Any help is appreciated.
Using the power series method
$$ y = \sum_{n=0}^\infty c_nx^n, \quad xy' = \sum_{n=0}^\infty nc_n x^n $$ $$ y'' = \sum_{n=2} n(n-1)c_nx^n = \sum_{n=0}^\infty (n+2)(n+1)c_{n+2}x^n $$
Plugging these into the equation, we find a recurrence relation
$$ (n+2)(n+1)c_{n+2} + 3(n-2)c_n = 0 $$
Clearly, the odd and even coefficients are separated from each other. The even series is finite, with
$$ c_2 = 3c_0, c_{n>2} = 0 $$
Therefore, we can write $$ y(x) = c_0 (1+3x^2) + c_1 y_2(x) $$
where $y_2(x)$ is the remaining odd power series with $y_2(0) = 0$ and ${y_2}'(0)=1$
We can derive a closed form expression for the coefficients, but a better method would be to use reduction of order. Substitute $y_2(x) = (1+3x^2)u(x)$ to get a new equation
$$ u'' + \left(3x + \frac{12x}{1+3x^2} \right)u' = 0 $$
where
$$ u(0) = 0, \quad u'(0) = 1 $$
Integrating and applying the above conditions, we find
$$ u'(x) = \frac{e^{-3x^2/2}}{(1+3x^2)^2}, \quad u(x) = \int_0^x \frac{e^{-3t^2/2}}{(1+3t^2)^2} dt $$
The last step is to determine the free constants.

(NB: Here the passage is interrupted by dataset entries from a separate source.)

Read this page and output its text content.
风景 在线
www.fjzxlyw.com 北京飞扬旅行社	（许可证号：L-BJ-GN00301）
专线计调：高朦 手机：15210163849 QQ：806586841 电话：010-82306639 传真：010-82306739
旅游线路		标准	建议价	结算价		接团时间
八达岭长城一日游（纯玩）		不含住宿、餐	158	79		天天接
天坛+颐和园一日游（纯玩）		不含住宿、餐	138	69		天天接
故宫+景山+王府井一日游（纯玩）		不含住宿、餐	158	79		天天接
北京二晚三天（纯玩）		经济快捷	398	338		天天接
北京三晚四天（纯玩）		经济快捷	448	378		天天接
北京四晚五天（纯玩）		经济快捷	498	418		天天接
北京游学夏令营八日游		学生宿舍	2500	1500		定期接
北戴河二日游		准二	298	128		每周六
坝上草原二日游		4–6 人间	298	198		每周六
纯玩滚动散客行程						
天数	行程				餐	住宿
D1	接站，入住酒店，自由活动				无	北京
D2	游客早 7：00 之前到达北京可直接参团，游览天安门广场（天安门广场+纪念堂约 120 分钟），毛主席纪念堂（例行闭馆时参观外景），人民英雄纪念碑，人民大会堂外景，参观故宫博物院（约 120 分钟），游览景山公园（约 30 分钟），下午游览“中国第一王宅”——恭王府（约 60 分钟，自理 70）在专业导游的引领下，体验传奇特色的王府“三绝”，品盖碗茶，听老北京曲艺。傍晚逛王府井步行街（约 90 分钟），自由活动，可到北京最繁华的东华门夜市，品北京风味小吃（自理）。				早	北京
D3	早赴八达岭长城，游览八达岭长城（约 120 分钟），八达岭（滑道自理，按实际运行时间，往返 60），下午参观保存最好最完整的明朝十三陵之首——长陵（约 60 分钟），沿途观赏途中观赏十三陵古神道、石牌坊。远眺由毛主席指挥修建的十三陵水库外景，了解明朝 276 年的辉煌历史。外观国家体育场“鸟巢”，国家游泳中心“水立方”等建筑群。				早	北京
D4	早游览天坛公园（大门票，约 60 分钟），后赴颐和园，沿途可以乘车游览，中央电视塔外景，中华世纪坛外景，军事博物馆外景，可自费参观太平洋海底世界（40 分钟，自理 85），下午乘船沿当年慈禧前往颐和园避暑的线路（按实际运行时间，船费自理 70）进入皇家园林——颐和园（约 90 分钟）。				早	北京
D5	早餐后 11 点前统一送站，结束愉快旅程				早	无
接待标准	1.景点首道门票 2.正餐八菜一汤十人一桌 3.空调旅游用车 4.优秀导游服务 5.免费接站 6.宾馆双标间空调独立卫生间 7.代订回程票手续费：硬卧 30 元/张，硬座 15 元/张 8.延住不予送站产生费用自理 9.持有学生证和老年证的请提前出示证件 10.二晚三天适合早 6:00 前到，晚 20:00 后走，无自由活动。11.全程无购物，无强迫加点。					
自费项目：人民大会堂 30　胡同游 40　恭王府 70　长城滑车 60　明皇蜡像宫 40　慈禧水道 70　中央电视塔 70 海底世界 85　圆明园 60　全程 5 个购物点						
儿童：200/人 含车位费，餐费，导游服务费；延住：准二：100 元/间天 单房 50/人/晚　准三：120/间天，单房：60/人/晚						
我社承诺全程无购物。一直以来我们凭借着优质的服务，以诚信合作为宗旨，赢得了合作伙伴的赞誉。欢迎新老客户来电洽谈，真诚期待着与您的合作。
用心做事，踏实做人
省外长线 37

We apply the given B.C.s
\begin{align} y(0) &= c_0 = 1 \\ y'(1) &= 6 + c_1 {y_2}'(1) = 0.1 \end{align}
where numerical integration must be performed to find
$$ {y_2}'(1) = 4u'(1) + 6u(1) = \frac{e^{-3/2}}{4} + 6\int_0^1\frac{e^{-3t^2/2}}{(1+3t^2)^2} dt \approx 2.213185 $$
$$ \implies c_1 = -\frac{5.9}{{y_2}'(1)} \approx -2.665481 $$
One solution of the D.E. (not satisfying your boundary condition) is $y = 1 + 3 x^2$. Another can then be found using reduction of order.